The lush, tropical vegetation and warm, moist climate and lack of native predators make Maui an ideal habitat for coqui frogs. Fortunately, some simple habits around your home and yard can make your property less welcoming to the noisy intruders. The acronym TRIM can help you remember the habits we recommend: Tidy Up, Remove, Inspect, Mow
Coqui frogs love thick vegetation, especially large, decaying plant material such as banana or heliconia leaves that create shade and collect moisture. They will commonly perch where branches and leaves connect to the main trunk of a plant. They also love to hide and lay their eggs amongst old plant pots, cement blocks and other building materials. By regularly thinning out plantings, removing dead and decaying plant materials, and keeping plant pots and other materials organized you can reduce coqui frogs significantly. Trimming back plants also makes it easier to spray them if control of coqui frogs with citric acid is necessary.
If neighboring properties have coqui frogs it can be helpful to create a buffer area of no vegetation, including overhanging branches, of at least 5 feet around the perimeter of your property.

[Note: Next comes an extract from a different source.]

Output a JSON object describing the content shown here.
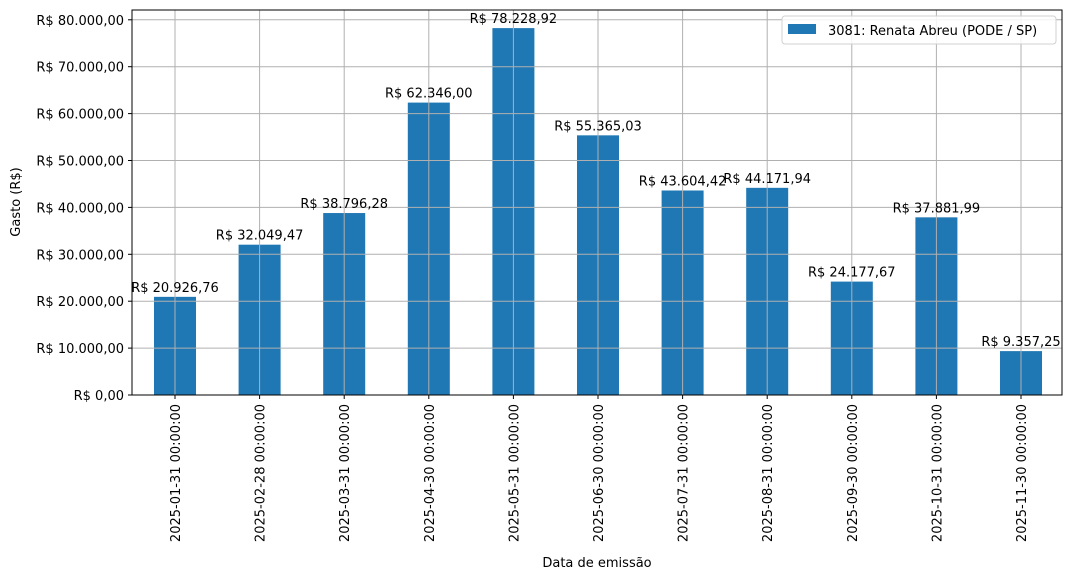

Coqui frogs also love to live in green waste. Properly dispose of green waste rather than collecting it on your property or dumping it in a nearby gulch. It is illegal in Hawaii to knowingly transport coqui frogs and several infestations have been caused through improper disposal of green waste. If you have a landscape service make sure to ask how they manage green waste and choose one that acts responsibly.
Bromeliad plants are a favorite plant of coqui frogs and are often the first plants to become infested if coqui frogs occupy a property. Consider removing these plants or use them as a sentinel or guard plant and keep a close eye on them. Other coqui frog favorites include heliconia, bananas, false staghorn fern (uluhe), wild orchid, ginger, wedelia and tall grasses.

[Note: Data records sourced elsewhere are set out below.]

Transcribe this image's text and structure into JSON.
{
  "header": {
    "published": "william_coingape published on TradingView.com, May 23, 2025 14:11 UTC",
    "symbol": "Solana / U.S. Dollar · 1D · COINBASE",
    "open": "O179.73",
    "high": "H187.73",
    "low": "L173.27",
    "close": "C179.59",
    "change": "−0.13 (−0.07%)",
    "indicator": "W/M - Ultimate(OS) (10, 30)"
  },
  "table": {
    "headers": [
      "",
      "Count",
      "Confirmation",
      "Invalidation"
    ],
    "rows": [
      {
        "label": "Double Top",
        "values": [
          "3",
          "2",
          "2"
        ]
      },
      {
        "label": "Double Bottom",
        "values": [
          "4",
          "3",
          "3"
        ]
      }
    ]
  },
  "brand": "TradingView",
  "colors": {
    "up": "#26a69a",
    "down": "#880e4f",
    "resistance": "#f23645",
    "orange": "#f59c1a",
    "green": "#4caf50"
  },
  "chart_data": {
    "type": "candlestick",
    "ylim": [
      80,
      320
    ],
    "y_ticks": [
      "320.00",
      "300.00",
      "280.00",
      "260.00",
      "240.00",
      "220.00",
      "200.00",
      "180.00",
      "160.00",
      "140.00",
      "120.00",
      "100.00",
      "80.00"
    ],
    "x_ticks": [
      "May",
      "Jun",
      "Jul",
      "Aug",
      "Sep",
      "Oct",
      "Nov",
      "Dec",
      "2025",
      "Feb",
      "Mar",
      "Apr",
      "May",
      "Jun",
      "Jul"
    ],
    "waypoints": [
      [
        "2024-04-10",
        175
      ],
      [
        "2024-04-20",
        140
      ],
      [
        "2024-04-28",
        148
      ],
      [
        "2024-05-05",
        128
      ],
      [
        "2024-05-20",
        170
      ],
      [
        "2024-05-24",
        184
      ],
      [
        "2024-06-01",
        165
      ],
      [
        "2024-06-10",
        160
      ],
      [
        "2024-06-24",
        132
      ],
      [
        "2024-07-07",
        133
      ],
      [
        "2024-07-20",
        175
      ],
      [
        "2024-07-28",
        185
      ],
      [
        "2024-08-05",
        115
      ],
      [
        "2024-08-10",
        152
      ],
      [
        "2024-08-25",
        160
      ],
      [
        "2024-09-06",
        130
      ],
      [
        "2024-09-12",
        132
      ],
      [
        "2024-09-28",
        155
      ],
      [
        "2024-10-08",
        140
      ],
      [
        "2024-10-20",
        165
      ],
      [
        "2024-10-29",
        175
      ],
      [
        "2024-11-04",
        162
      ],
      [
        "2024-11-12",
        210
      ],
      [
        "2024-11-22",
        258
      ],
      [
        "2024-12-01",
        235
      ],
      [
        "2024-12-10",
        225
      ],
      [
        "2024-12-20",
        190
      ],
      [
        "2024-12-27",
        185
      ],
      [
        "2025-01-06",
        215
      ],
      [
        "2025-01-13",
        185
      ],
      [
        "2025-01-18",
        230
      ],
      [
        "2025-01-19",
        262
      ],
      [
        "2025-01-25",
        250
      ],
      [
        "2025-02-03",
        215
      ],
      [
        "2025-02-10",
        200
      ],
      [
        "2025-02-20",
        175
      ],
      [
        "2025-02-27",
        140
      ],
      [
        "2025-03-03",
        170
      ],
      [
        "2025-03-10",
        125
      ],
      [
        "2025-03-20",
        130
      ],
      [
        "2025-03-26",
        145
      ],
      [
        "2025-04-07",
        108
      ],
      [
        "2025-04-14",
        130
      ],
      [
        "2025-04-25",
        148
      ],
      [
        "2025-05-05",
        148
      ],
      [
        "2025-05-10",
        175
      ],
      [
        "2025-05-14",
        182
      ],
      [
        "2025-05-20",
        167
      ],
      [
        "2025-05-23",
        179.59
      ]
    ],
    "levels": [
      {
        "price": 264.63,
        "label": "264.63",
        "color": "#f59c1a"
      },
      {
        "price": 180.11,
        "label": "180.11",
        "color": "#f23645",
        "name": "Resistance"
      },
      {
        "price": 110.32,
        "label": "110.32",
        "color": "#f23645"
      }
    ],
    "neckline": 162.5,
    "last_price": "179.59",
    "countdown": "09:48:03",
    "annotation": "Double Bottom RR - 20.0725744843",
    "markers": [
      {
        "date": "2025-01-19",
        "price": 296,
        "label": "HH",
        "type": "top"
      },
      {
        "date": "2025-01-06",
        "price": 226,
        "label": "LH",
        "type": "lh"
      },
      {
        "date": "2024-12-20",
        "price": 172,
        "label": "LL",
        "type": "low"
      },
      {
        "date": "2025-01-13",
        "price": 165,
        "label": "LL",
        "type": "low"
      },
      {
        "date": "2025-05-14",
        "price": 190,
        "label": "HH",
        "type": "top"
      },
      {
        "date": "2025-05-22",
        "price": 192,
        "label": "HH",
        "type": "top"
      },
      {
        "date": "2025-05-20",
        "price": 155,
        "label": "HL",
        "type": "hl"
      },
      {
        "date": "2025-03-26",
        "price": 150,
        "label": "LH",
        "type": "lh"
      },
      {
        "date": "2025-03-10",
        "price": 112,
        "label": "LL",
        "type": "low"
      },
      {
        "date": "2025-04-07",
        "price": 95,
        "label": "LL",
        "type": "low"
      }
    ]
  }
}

Whenever you bring new plants or other materials onto your property inspect them thoroughly for the presence of coqui frogs or egg masses. Inspect the plants by getting up close and personal with them, turn over the leaves, spread out any vines, fluff up any mulch and don’t forget to look at the plant pot also. Next, isolate and monitor them for several days to listen for the male coqui frog call. Any building materials that have been sitting outside in areas known to have coqui frogs should also be inspected.
Coqui frogs love to live in tall, thick grass such as cane grass or molasses grass. This habitat can be very difficult to treat with citric acid so keep it mowed short to the extent possible. Large areas can be managed with grazing livestock.